Abstract

We outline a general perturbative method of evaluating scattering features of finite-range complex potentials and use it to examine complex perturbations of a rectangular barrier potential. In optics, these correspond to modulated refractive index profiles of the form $n(x)=n_0+f(x)$, where $n_0$ is real, $f(x)$ is complex-valued, and $|f(x)|\ll1\leq n_0$. We give a comprehensive description of the phenomenon of unidirectional invisibility for such media, proving five general theorems on its realization in ${\cal PT}$-symmetric and non-${\cal PT}$-symmetric material. In particular, we establish the impossibility of unidirectional invisibility for ${\cal PT}$-symmetric samples whose refractive index has a constant real part and show how a simple scaling transformation of a unidirectionally invisible ${\cal PT}$-symmetric index profile with $n_0=1$ may be used to generate a hierarchy of unidirectionally invisible ${\cal PT}$-symmetric index profiles with $n_0>1$. The results pertaining unidirectional invisibility for $n_0>1$ open up the way for the experimental studies of this phenomenon in a variety of active material.

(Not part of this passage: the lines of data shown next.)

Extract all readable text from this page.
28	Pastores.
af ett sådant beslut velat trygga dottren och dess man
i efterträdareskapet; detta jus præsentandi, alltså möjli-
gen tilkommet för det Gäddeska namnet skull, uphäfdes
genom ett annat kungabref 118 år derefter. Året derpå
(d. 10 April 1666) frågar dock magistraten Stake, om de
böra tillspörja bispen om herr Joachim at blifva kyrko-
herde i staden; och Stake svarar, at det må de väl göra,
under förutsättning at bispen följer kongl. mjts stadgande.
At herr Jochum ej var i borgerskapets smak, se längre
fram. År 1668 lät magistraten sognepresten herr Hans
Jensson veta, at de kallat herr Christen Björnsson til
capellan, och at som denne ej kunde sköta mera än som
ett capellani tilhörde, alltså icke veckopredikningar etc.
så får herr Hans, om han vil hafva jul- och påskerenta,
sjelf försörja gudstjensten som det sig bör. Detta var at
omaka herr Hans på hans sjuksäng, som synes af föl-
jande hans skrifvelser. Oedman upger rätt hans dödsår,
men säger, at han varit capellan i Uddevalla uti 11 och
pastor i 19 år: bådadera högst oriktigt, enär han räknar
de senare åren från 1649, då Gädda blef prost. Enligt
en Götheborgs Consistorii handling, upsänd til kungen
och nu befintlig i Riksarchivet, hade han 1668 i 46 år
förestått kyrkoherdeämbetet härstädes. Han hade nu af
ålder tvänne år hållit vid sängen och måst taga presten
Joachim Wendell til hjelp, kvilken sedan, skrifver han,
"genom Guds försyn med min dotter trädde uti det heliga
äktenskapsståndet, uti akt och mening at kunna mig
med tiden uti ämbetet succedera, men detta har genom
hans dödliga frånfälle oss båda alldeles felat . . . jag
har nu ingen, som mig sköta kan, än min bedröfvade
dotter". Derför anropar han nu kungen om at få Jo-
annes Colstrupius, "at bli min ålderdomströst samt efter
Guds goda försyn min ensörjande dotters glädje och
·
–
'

As an application of our general results, we show that a medium with $n(x)=n_0+\zeta e^{iK x}$, $\zeta$ and $K$ real, and $|\zeta|\ll 1$ can support unidirectional invisibility only for $n_0=1$. We then construct unidirectionally invisible index profiles of the form $n(x)=n_0+\sum_\ell z_\ell e^{iK_\ell x}$, with $z_\ell$ complex, $K_\ell$ real, $|z_\ell|\ll 1$, and $n_0>1$.